Джой рассмеялся. Марджи ему нравилась. Время от времени, не слишком часто, он приглашал ее пообедать, а потом спал с ней. Но он ценил в ней и собеседницу, понимающую шутку.
Он сказал:
— Миссис Янг-Хант, вы мне напомнили одного знакомого, который в Мексике был сподвижником Панчо Вильи.[25] Знаете такого?
— Понятия не имею.
— Ну, неважно. Он мне рассказывал такой анекдот. Когда Панчо попал на север, он завел станок и печатал сам деньги, бумажки по двадцать песо. Напечатал такую тьму, что его люди их считать перестали. Тем более что в счете были не слишком сильны. Брали их на вес.
Марджи сказала:
— Джой, вы никак не можете без личных воспоминаний.
— Что вы, миссис Янг-Хант, побойтесь Бога. Я тогда еще под стол пешком ходил. Это просто анекдот. Так вот является раз к нему аппетитная такая дамочка, хоть из краснокожих, но аппетитная, является и говорит: «Мой генерал, вы казнили моего мужа и оставили меня вдовой с пятью детьми, разве ж так делают народную революцию?» Панчо ей подвел баланс, вот как я сейчас.

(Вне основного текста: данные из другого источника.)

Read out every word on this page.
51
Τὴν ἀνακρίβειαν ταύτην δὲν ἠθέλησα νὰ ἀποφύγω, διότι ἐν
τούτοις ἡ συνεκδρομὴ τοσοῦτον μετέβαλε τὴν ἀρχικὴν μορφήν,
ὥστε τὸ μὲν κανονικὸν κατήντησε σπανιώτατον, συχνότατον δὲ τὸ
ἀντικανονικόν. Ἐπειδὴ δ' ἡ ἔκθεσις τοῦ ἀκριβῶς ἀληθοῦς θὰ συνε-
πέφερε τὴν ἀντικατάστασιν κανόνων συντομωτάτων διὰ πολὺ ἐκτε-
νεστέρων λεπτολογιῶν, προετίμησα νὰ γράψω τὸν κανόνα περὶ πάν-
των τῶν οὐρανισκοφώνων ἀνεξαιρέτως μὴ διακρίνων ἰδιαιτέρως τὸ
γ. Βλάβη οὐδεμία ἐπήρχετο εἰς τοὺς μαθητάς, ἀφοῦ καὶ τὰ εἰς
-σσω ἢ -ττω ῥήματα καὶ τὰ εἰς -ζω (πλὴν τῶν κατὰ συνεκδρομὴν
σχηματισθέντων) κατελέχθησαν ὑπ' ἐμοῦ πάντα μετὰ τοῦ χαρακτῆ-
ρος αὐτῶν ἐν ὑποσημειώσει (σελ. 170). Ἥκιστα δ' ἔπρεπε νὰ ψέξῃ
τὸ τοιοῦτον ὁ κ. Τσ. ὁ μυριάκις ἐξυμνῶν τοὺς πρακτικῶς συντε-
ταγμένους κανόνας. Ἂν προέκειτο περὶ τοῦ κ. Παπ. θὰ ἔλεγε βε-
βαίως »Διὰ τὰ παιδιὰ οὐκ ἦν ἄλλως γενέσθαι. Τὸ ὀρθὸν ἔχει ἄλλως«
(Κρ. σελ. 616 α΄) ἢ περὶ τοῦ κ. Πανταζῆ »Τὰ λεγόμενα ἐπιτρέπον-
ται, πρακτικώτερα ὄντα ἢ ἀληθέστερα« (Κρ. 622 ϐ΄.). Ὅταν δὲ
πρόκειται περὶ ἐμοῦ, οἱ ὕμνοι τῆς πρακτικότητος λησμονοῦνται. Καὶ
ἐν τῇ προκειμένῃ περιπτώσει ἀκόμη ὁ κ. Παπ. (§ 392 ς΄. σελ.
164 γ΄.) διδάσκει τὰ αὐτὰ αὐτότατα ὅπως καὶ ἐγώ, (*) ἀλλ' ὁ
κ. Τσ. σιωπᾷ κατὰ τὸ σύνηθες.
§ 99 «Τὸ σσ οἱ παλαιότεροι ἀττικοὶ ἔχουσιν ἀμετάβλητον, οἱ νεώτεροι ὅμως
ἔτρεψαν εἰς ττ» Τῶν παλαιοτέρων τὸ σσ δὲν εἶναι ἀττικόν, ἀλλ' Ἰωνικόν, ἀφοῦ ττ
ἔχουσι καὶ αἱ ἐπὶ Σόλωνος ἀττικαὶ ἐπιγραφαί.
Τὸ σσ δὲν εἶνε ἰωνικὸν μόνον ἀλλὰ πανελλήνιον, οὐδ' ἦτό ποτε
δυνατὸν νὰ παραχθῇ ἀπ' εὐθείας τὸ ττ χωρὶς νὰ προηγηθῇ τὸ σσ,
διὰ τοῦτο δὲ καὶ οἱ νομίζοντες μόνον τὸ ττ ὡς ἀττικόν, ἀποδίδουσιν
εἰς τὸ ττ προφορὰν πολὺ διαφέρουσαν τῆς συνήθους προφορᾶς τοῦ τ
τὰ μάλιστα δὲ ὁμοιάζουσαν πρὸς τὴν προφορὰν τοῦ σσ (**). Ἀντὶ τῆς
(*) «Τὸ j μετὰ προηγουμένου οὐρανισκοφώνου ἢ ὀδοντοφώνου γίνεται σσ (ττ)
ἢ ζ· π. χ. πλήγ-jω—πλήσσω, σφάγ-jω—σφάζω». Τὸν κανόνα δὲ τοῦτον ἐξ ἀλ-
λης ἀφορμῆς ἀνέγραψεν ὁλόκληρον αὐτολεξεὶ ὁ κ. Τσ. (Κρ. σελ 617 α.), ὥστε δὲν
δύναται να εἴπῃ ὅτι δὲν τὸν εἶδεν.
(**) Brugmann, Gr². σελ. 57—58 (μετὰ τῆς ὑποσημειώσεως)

— У вас нет закладных, Джой.
— Знаю. Но ведь это анекдот. Панчо, значит, говорит адъютанту: «Отвесить ей пять кило денег!» Вышла целая кипа бумаги. Перевязали ей эту кипу проволокой, и дамочка потащила ее домой. Вдруг подходит к Панчо лейтенант, руку под козырек и докладывает: «Мой генерал („ми грал“ по-ихнему), а ведь мы ее мужа не расстреляли. Он был пьян. Мы его пока посадили в каталажку». А Панчо все глядел дамочке вслед. Услышал он это и говорит: «Сейчас же ставьте его к стенке. Нельзя обманывать бедную вдову».
— Джой, вы невозможный человек.
— А между прочим, анекдот основан на истинном происшествии. Я в это верю. — Он повертел в руках ее чек. — Вам какими купюрами — по двадцать, по пятьдесят, по сто?
— Четвертаками, если можно.
Им было весело друг с другом.
Из-за двери с матовым стеклом выглянул мистер Бейкер.
Тут тоже таилась возможность. В свое время мистер Бейкер делал ей авансы в виде невинных по форме, но многозначительных по содержанию любезностей. А мистер Бейкер — это мистер Доллар. Он, правда, был женат, но Марджи хорошо знала Бейкеров этого грешного мира. Если им чего-нибудь хочется, за моральным оправданием дело не станет. Очень хорошо, что она его тогда отшила. Таким образом, он еще не скинут со счетов.
Она спрятала в сумочку четыре пятидолларовые бумажки, полученные от Джоя, и уже двинулась было навстречу седовласому банкиру, но в это время давешний собеседник Итена вошел в банк, не спеша прошел мимо нее, предъявил карточку и был приглашен в кабинет министра Бейкера. Дверь за ним затворилась.
— Ну, прощайте, — сказала Марджи.
— Грустно слышать такие слова, тем более из самых прелестных уст в Уэссексе, — ответил Джой. — А может быть, встретимся сегодня вечером? Пообедаем, потанцуем и так далее?
— Сегодня я занята, — возразила она. — Что это за тип?
— Первый раз его вижу. Похож на банковского ревизора. Когда я смотрю на такую физиономию, я всегда думаю: хорошо, что я честный человек, и еще лучше — что я усвоил четыре правила арифметики.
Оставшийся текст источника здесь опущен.